Recently, a nurse-led randomized controlled trial was conducted to evaluate the efficacy of a patient-reported monitoring system for irAEs based on the patient-reported outcomes version of the CTCAE (PRO-CTCAE™). However, the effect of reducing severe irAEs, which was the primary outcome, was not observed. It is necessary to accumulate data through practice and research to ensure effective patient education and timing. Moreover, as the frequency of anti-CTLA-4 antibodies in lung cancer increases, severe irAEs are likely to increase, especially gastrointestinal irAEs, such as colitis.,, The single or combinatorial use of ICIs will be more prevalent in various cancers at various stages. Therefore, the management of irAEs in nursing is becoming increasingly important.

Conclusions

For advanced lung cancer, approximately half of the patients treated with PD-1/PD-L1 developed irAEs, and 11.3% required hospitalization. Over half of the hospitalizations were triggered by reports by caregivers via phone, unscheduled hospital visits led to the detection of severe irAEs, and most patients experienced several-day time lags from symptom onset before reporting to HCPs. When educating patients and caregivers, HCPs need to emphasize that even slight changes in symptoms after initiating ICI therapy should be reported and encourage them to not hesitate to consult HCPs. The minimum goal of education should be to ensure that patients or caregivers consult HCPs in a timely manner and report any exposure to PD-1/PD-L1 inhibitors. The issues to be addressed by HCPs are the establishment of a care system to manage irAEs by improving individual knowledge and HCP skills as well as developing an organizational system, such as the telephone triage protocol.

Funding

Nil.

Declaration of competing interest

SA received a lecture fee from ONO Pharmaceutical CO. Ltd. HY received a lecture fee from ONO Pharmaceutical CO. Ltd., Chugai Pharmaceutical Co., Ltd. and MSD K.K. TT received a lecture fee from AstraZeneca KK.

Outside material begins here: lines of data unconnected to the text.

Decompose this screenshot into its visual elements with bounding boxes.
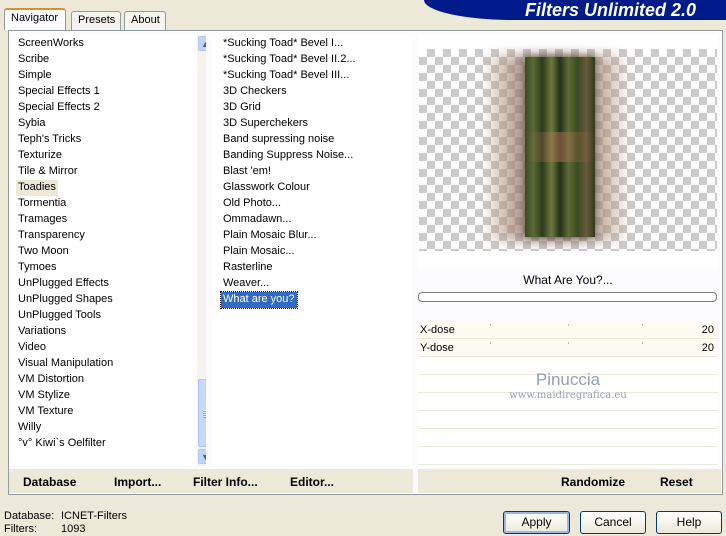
category-item[interactable]: VM Distortion	[16, 372, 86, 388]
param-row-empty	[418, 430, 718, 447]
category-item[interactable]: Special Effects 2	[16, 100, 102, 116]
slider-tick	[490, 342, 491, 344]
category-item[interactable]: ScreenWorks	[16, 36, 86, 52]
help-button[interactable]: Help	[656, 511, 722, 534]
cancel-button[interactable]: Cancel	[580, 511, 646, 534]
category-item[interactable]: Sybia	[16, 116, 48, 132]
app-banner: Filters Unlimited 2.0	[424, 0, 726, 20]
tab-about[interactable]: About	[124, 11, 166, 30]
filter-list[interactable]: *Sucking Toad* Bevel I... *Sucking Toad* …	[212, 35, 412, 466]
category-item[interactable]: °v° Kiwi`s Oelfilter	[16, 436, 108, 452]
param-row-x-dose[interactable]: X-dose 20	[418, 322, 718, 339]
param-row-empty	[418, 412, 718, 429]
right-action-bar: Randomize Reset	[418, 469, 721, 493]
arrow-down-icon[interactable]: ▼	[198, 449, 206, 464]
preview-image	[525, 57, 595, 237]
filter-item[interactable]: Banding Suppress Noise...	[221, 148, 355, 164]
filters-count: 1093	[61, 523, 86, 535]
category-item[interactable]: Two Moon	[16, 244, 71, 260]
filter-item[interactable]: Ommadawn...	[221, 212, 293, 228]
filter-item[interactable]: 3D Checkers	[221, 84, 289, 100]
filters-label: Filters:	[4, 523, 37, 535]
reset-button[interactable]: Reset	[660, 475, 693, 489]
category-item[interactable]: Transparency	[16, 228, 87, 244]
slider-tick	[568, 342, 569, 344]
category-item[interactable]: Willy	[16, 420, 43, 436]
filter-item[interactable]: Band supressing noise	[221, 132, 336, 148]
category-item[interactable]: Special Effects 1	[16, 84, 102, 100]
slider-tick	[490, 324, 491, 326]
filter-item[interactable]: Rasterline	[221, 260, 275, 276]
category-item[interactable]: Toadies	[16, 180, 58, 196]
category-item[interactable]: VM Stylize	[16, 388, 72, 404]
param-row-empty	[418, 448, 718, 465]
category-item[interactable]: Scribe	[16, 52, 51, 68]
category-item[interactable]: Tormentia	[16, 196, 68, 212]
category-item[interactable]: VM Texture	[16, 404, 75, 420]
filter-item[interactable]: *Sucking Toad* Bevel III...	[221, 68, 351, 84]
filter-item[interactable]: *Sucking Toad* Bevel II.2...	[221, 52, 358, 68]
category-item[interactable]: Tile & Mirror	[16, 164, 79, 180]
category-item[interactable]: Variations	[16, 324, 68, 340]
filter-item[interactable]: *Sucking Toad* Bevel I...	[221, 36, 345, 52]
category-item[interactable]: UnPlugged Tools	[16, 308, 103, 324]
category-item[interactable]: Tymoes	[16, 260, 59, 276]
scrollbar-thumb[interactable]	[198, 379, 206, 447]
slider-tick	[642, 342, 643, 344]
filter-item[interactable]: Blast 'em!	[221, 164, 273, 180]
arrow-up-icon[interactable]: ▲	[198, 36, 206, 51]
filter-item[interactable]: What are you?	[220, 291, 298, 309]
param-value: 20	[701, 324, 714, 336]
category-item[interactable]: Texturize	[16, 148, 64, 164]
left-action-bar: Database Import... Filter Info... Editor…	[9, 469, 413, 493]
import-button[interactable]: Import...	[114, 475, 161, 489]
category-item[interactable]: Tramages	[16, 212, 69, 228]
progress-bar	[418, 292, 717, 302]
filter-item[interactable]: Glasswork Colour	[221, 180, 312, 196]
filter-title: What Are You?...	[523, 273, 613, 287]
category-item[interactable]: UnPlugged Effects	[16, 276, 111, 292]
filter-item[interactable]: Old Photo...	[221, 196, 283, 212]
filter-item[interactable]: 3D Grid	[221, 100, 263, 116]
tab-navigator[interactable]: Navigator	[4, 8, 66, 30]
filter-item[interactable]: Plain Mosaic Blur...	[221, 228, 319, 244]
watermark-url: www.maidiregrafica.eu	[509, 390, 627, 401]
category-scrollbar[interactable]: ▲ ▼	[197, 35, 206, 466]
preview-area	[418, 35, 718, 267]
database-label: Database:	[4, 510, 55, 522]
category-list[interactable]: ScreenWorks Scribe Simple Special Effects 1…	[9, 35, 206, 466]
category-item[interactable]: Simple	[16, 68, 54, 84]
category-item[interactable]: Video	[16, 340, 48, 356]
randomize-button[interactable]: Randomize	[561, 475, 625, 489]
editor-button[interactable]: Editor...	[290, 475, 334, 489]
param-label: X-dose	[420, 324, 455, 336]
database-value: ICNET-Filters	[61, 510, 127, 522]
filter-info-button[interactable]: Filter Info...	[193, 475, 258, 489]
database-button[interactable]: Database	[23, 475, 76, 489]
filter-item[interactable]: Plain Mosaic...	[221, 244, 297, 260]
slider-tick	[642, 324, 643, 326]
param-row-y-dose[interactable]: Y-dose 20	[418, 340, 718, 357]
param-label: Y-dose	[420, 342, 454, 354]
watermark-name: Pinuccia	[535, 370, 601, 389]
preview-checkerboard	[419, 49, 717, 251]
banner-title: Filters Unlimited 2.0	[524, 0, 696, 20]
apply-button[interactable]: Apply	[503, 511, 570, 534]
filter-item[interactable]: 3D Superchekers	[221, 116, 310, 132]
tab-presets[interactable]: Presets	[71, 11, 121, 30]
filter-item[interactable]: Weaver...	[221, 276, 271, 292]
slider-tick	[568, 324, 569, 326]
category-item[interactable]: UnPlugged Shapes	[16, 292, 115, 308]
param-value: 20	[701, 342, 714, 354]
category-item[interactable]: Visual Manipulation	[16, 356, 115, 372]
category-item[interactable]: Teph's Tricks	[16, 132, 83, 148]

Chugai Pharmaceutical Co., Ltd., ONO Pharmaceutical CO. Ltd., MSD K.K., Pfizer Japan Inc., HM received a lecture fee from ONO Pharmaceutical CO. Ltd., Bristol-Myers Squibb Japan, MSD K.K., Pfizer, Chugai pharma, AstraZeneca, and Novartis, and participates in an advisory board of Chugai pharma. SO received a lecture fee from ONO Pharmaceutical CO. Ltd., Chugai Pharmaceutical Co., Ltd., Taiho Pharmaceutical Co., Ltd., AstraZeneca K.K., and Novartis Pharma K.K. TN received a lecture fee from ONO Pharmaceutical CO. Ltd. and Helsinn Healthcare SA as well as research funding from Otsuka Pharmaceutical CO. Ltd.

Ethics statement

This study was approved by the Clinical Research Ethics Board of Shizuka Cancer Center (Approval No. J2021-40-2021-1-2).